Don’t forget to provide your contact details and extend a welcome to the club to find out more.

Top Tips

  • Dear Sir letters do not work if you cannot be bothered to find out about a funder why should they be bothered to give you money?

  • No passion, no value you must believe in your project when you sell it to funders

  • Before you approach potential sponsors, get a copy of their Annual Report to see how they have

    allocated previous funds

  • Sometimes clubs are able to talk to local businesses fairly informally. You might be in a networking type situation where you can chat to local businesses. Perhaps one of your members owns or works for a local business?

    Tiered packages

    Offer a number of different options for sponsors to support and engage with your club. Tiers can include different level of exposure and promotion on:

    • Playing kit

    • Training kit

    • Fixture calendar / programme

    • Advertising boards on pitch / at clubhouse

    • Match day / Match ball / Player of the match

    • Post match hospitality

    • End of season awards tables, trophies, specific awards

    • Social media promotion a commitment to showcasing sponsors

    • Activation

      Example packages are available

      Social media value

    • Collate your social media following across all platforms

    • Use a consistent club hashtag on all social media posts

    • This will help you calculate your social media reach on each social media platform using

      websites such as

      https://analytics.twitter.com/about, https://analytics.facebook.com/, www.hootsuite.com

    • Once you’ve identified your social media following and reach you can add this information in

      your sponsorship package to inform prospective sponsors of the reach your club has on social media if they choose to take up an option which includes promotion on these platforms

    • This will increase the value of your sponsorship which in turn will increase the income you could generate

      Doesn’t always have to be financial

    • Clubs predominantly look for financial return from sponsors to offset financial costs incurred by running teams

    • In-kind sponsorship is an agreement that can be just as beneficial to clubs especially if you’re looking at a improving the club in an area where you have limited knowledge or expertise

  • Examples:

  • If you’re looking at developing your clubhouse could you look at valuing and packaging a

    sponsorship deal into the costs to reduce the costs on the club in return for the work being

    completed i.e.could you name the new bar after their company for example?

  • If you’re looking at developing your social media platform, do you have a parent that works

    for a media/PR agency that may be able to offer her support in return for his/her company becoming a club sponsor

    You’ve secured sponsorship, what next?

    Once you get a sponsor on board, it is vital you deliver on all benefits you have offered, as well as providing a few additional extras for good measure.
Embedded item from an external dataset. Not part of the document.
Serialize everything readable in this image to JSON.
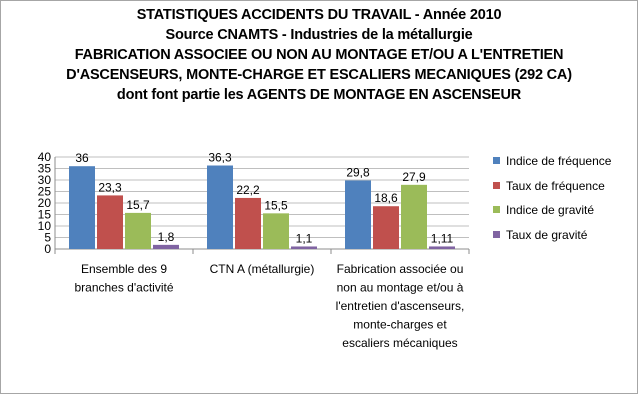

Always sit down with your sponsor and evaluate how things are going. If there are any issues, your club will have a chance to put things right before support is withdrawn.

    Remember to communicate with your members so they are aware of the business partnership.

    To promote a good relationship with a business, you can:

  • Keep them involved in club activities on an ongoing basis (for example, they could present prizes at awards evenings)

  • Recognise the business regularly for their support via social media, your website and in press releases

  • Invite them to club functions. Even if they don’t come, it’s the recognition that they are part of your team that will help when it comes to needing support in the future

    Make sure you value the support by making the business representatives feel part of your club. Do this throughout the season to develop the relationship.